Museum preserves Md. county’s rural history
KENNEDYVILLE, Md. — The Kent Museum was organized in the 1960s to preserve Kent County’s rural heritage, according to Joan Anderson, librarian at the Kent County Historical Society.
“The Kent Museum contains agricultural equipment donated by local families,” Anderson said. “On display are antique tractors, horse-drawn wagons, and sleds.”
She cited a corn crib as one of the points of interest at the museum.
“After harvesting, corn on the cob was placed in the crib,” a historical marker at the museum explains. “Air circulated through the slats in the side to allow the corn to dry.
“The kernels were then removed from the cob and stored in barrels until the corn was to be used either for milling into corn meal or used as feed for livestock.”
The museum’s collection also includes a corn stalk cutter invented by Kent County farmer John Schauber in 1907.

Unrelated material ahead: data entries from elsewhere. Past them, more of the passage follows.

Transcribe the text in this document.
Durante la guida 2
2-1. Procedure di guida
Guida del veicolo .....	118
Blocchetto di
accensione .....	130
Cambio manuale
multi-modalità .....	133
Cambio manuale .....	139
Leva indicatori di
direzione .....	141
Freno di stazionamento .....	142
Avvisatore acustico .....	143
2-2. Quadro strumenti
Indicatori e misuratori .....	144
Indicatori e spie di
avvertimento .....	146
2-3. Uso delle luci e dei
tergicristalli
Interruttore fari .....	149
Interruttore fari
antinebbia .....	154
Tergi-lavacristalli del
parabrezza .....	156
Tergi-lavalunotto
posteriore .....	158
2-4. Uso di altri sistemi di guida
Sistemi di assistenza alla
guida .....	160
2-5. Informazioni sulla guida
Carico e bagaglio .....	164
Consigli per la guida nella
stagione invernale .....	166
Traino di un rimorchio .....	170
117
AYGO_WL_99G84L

“It allowed one horse and three or four men to harvest up to 10 acres of corn a day,” according to a historical marker on the grounds.
A second historical marker at the Kent Museum noted that the site includes Charley’s House, described as “one of 10 to 12 dwellings occupied by Chestertown’s small African-American community in the mid-19th and early 20th centuries.”

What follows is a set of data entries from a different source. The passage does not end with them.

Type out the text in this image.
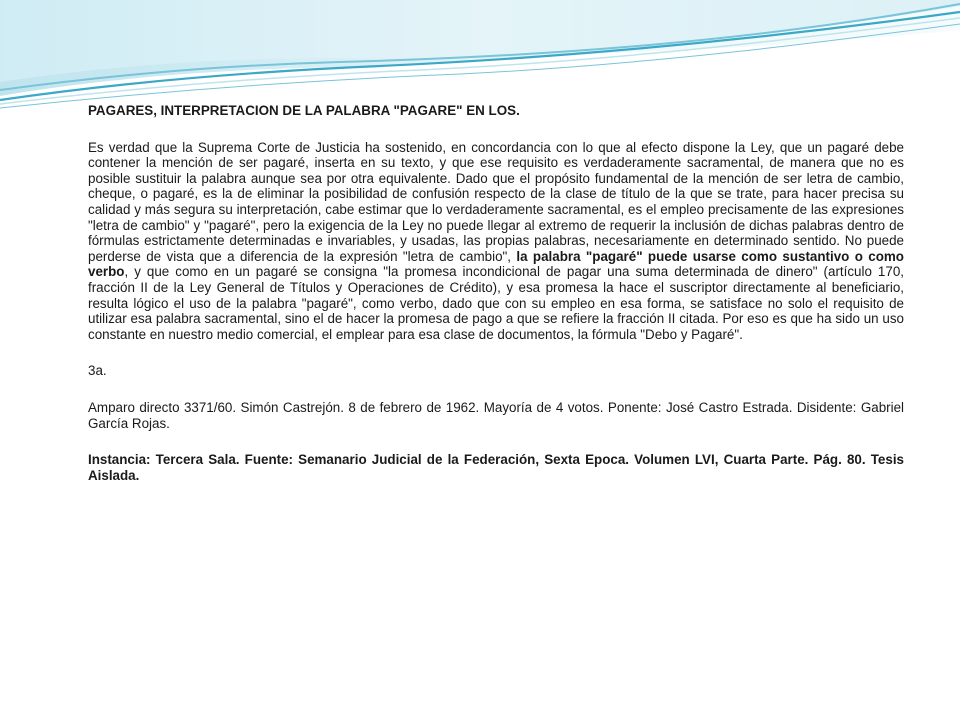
PAGARES, INTERPRETACION DE LA PALABRA "PAGARE" EN LOS.

Es verdad que la Suprema Corte de Justicia ha sostenido, en concordancia con lo que al efecto dispone la Ley, que un pagaré debe contener la mención de ser pagaré, inserta en su texto, y que ese requisito es verdaderamente sacramental, de manera que no es posible sustituir la palabra aunque sea por otra equivalente. Dado que el propósito fundamental de la mención de ser letra de cambio, cheque, o pagaré, es la de eliminar la posibilidad de confusión respecto de la clase de título de la que se trate, para hacer precisa su calidad y más segura su interpretación, cabe estimar que lo verdaderamente sacramental, es el empleo precisamente de las expresiones "letra de cambio" y "pagaré", pero la exigencia de la Ley no puede llegar al extremo de requerir la inclusión de dichas palabras dentro de fórmulas estrictamente determinadas e invariables, y usadas, las propias palabras, necesariamente en determinado sentido. No puede perderse de vista que a diferencia de la expresión "letra de cambio", la palabra "pagaré" puede usarse como sustantivo o como verbo, y que como en un pagaré se consigna "la promesa incondicional de pagar una suma determinada de dinero" (artículo 170, fracción II de la Ley General de Títulos y Operaciones de Crédito), y esa promesa la hace el suscriptor directamente al beneficiario, resulta lógico el uso de la palabra "pagaré", como verbo, dado que con su empleo en esa forma, se satisface no solo el requisito de utilizar esa palabra sacramental, sino el de hacer la promesa de pago a que se refiere la fracción II citada. Por eso es que ha sido un uso constante en nuestro medio comercial, el emplear para esa clase de documentos, la fórmula "Debo y Pagaré".

3a.

Amparo directo 3371/60. Simón Castrejón. 8 de febrero de 1962. Mayoría de 4 votos. Ponente: José Castro Estrada. Disidente: Gabriel García Rojas.

Instancia: Tercera Sala. Fuente: Semanario Judicial de la Federación, Sexta Epoca. Volumen LVI, Cuarta Parte. Pág. 80. Tesis Aislada.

Charley Williams was the last occupant of a one-story home with a loft and it was moved from Court Street in Chestertown to the Kent Museum in 1974.
A third historical marker noted that “this house illustrates the almost extinct dwellings of the early 1800s that housed slaves/servants of Maryland’s Eastern Shore. Believed to have been built as slave quarters and later as part of the African-American community in Chestertown.”
In addition, there is a graveyard of the Stavely family on the grounds of the Kent Museum; graves, according to the second historical marker, range from 1628 to 1840. Anderson said one of the graves is for a soldier that served in the American Revolutionary War.
The Kent Museum is located at 13689 Turners Creek Road and visitors are welcome.
“There are no costs to visit the museum,” Anderson explained. “The museum is open Saturdays the first and third weeks of the month beginning with May and in July and September. Visiting hours are 11 a.m. to 2 p.m.”